Üstad’ın Kastamonu Lahikasında yazdığı “Telifinden otuz dört sene sonra, Münazarat namındaki esere baktım. Gördüm ki, Eski Said in o zamandaki inkılâptan ve o muhitten ve tesirat-ı hariciyeden neş et eden bir hâlet-i ruhiyeyle yazdığı bu gibi eserlerinde hatîat var. O kusurat ve hatîatımdan bütün kuvvetimle istiğfar ediyorum ve o hatîattan nedamet ediyorum….” ibarelerini olduğu şekli ile mi anlamak gerektir?
Zira bir gün Münazarat’ı okuyordum ve Üstad’ın “İttihat ve Terakki’de Masonlar var” bahsine karşın İTC’yi savunduğunu görünce şaşırmıştım.. O cemiyetin ülkeye ettiği zararlar, her ne kadar cemiyetin çoğu safiyane olsa da, ortada idi..
Bu ifadeler kafamı kurcalarken, Risalenin her daim yaptığı ikramlardan bir nevi gibi ertesi gün Kastamonu Lahikasındaki bu cümle karşıma çıktı.. Ondan sonra rahatladım..
Ama hala aklımda şüphe vardır.. İttihat ve Terakkinin savunulması cidden hak mı idi, yoksa Üstad bahsettiği gibi hata mı etmişti diye..
Tavzih edebilecek abilerimiz varsa memnun oluruz.
Muhterem Sultan-ı Yegah,
Bedîüzzamân Hazretlerinin hayat devreleri üçtür.1922 yılına kadar ki hayat devresi Eski Saîd devresidir.

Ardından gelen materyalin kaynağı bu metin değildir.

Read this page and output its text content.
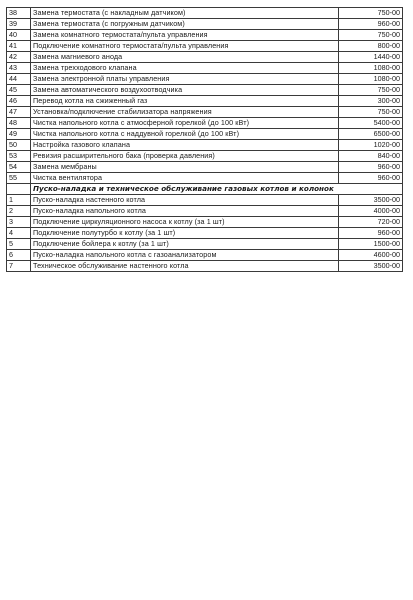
38	Замена термостата (с накладным датчиком)	750-00
39	Замена термостата (с погружным датчиком)	960-00
40	Замена комнатного термостата/пульта управления	750-00
41	Подключение комнатного термостата/пульта управления	800-00
42	Замена магниевого анода	1440-00
43	Замена трехходового клапана	1080-00
44	Замена электронной платы управления	1080-00
45	Замена автоматического воздухоотводчика	750-00
46	Перевод котла на сжиженный газ	300-00
47	Установка/подключение стабилизатора напряжения	750-00
48	Чистка напольного котла с атмосферной горелкой (до 100 кВт)	5400-00
49	Чистка напольного котла с наддувной горелкой (до 100 кВт)	6500-00
50	Настройка газового клапана	1020-00
53	Ревизия расширительного бака (проверка давления)	840-00
54	Замена мембраны	960-00
55	Чистка вентилятора	960-00
	Пуско-наладка и техническое обслуживание газовых котлов и колонок	
1	Пуско-наладка настенного котла	3500-00
2	Пуско-наладка напольного котла	4000-00
3	Подключение циркуляционного насоса к котлу (за 1 шт)	720-00
4	Подключение полутурбо к котлу (за 1 шт)	960-00
5	Подключение бойлера к котлу (за 1 шт)	1500-00
6	Пуско-наладка напольного котла с газоанализатором	4600-00
7	Техническое обслуживание настенного котла	3500-00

Bu Münazârât eseri 1910 yılında te’lif edilmiştir. Eski Saîd dönemi Bedîüzzamân Hazretlerinin ilhâm, ihtâr, feyz-i Kur’an ve ilm-i ledün ile değil ilm-i kesbi ile eser te’lif ettiği dönemdir.
Yeni Saîd devresi ise 1922 ile 1948 arasındaki, dönemdir. Özellikle Risâle-i Nûr Külliyatının te’lif tartihi 1926’dır.İşte bu tarihten sonra Bedîüzzamân Hazretleri ilhâm, ihtâr, feyz-i Kur’an ve ilm-i ledünne mazhardır.zaten Risâle-i Nu külliyatının te’lifi Hz.Ali(ra)’nin ihbar-ı gaybisi ile 1949’larda biter.
Üçüncü Saîd devresi iel 1949’dan 1960’a akadar devam eder.İşte 1949’dan sonra yine ihtâr ile Eski Saîd eserleri Külliyata yerleştirilir.Bu sürede Eski Saîd Eserleri tekrar gözden geçirilir ve Kastamonu Lahikası’nda bahsedilen hatiat misüllü yerlerin tashihatı yapılır ve haşiyelerle eklek konulur ve o eserler içtimâî ve siyâsî vazife için Külliyata girer. Demek ki Üçüncü Saîd bir nevi Eski ve Yeni Saîd’in mezci olarak vazife yapar.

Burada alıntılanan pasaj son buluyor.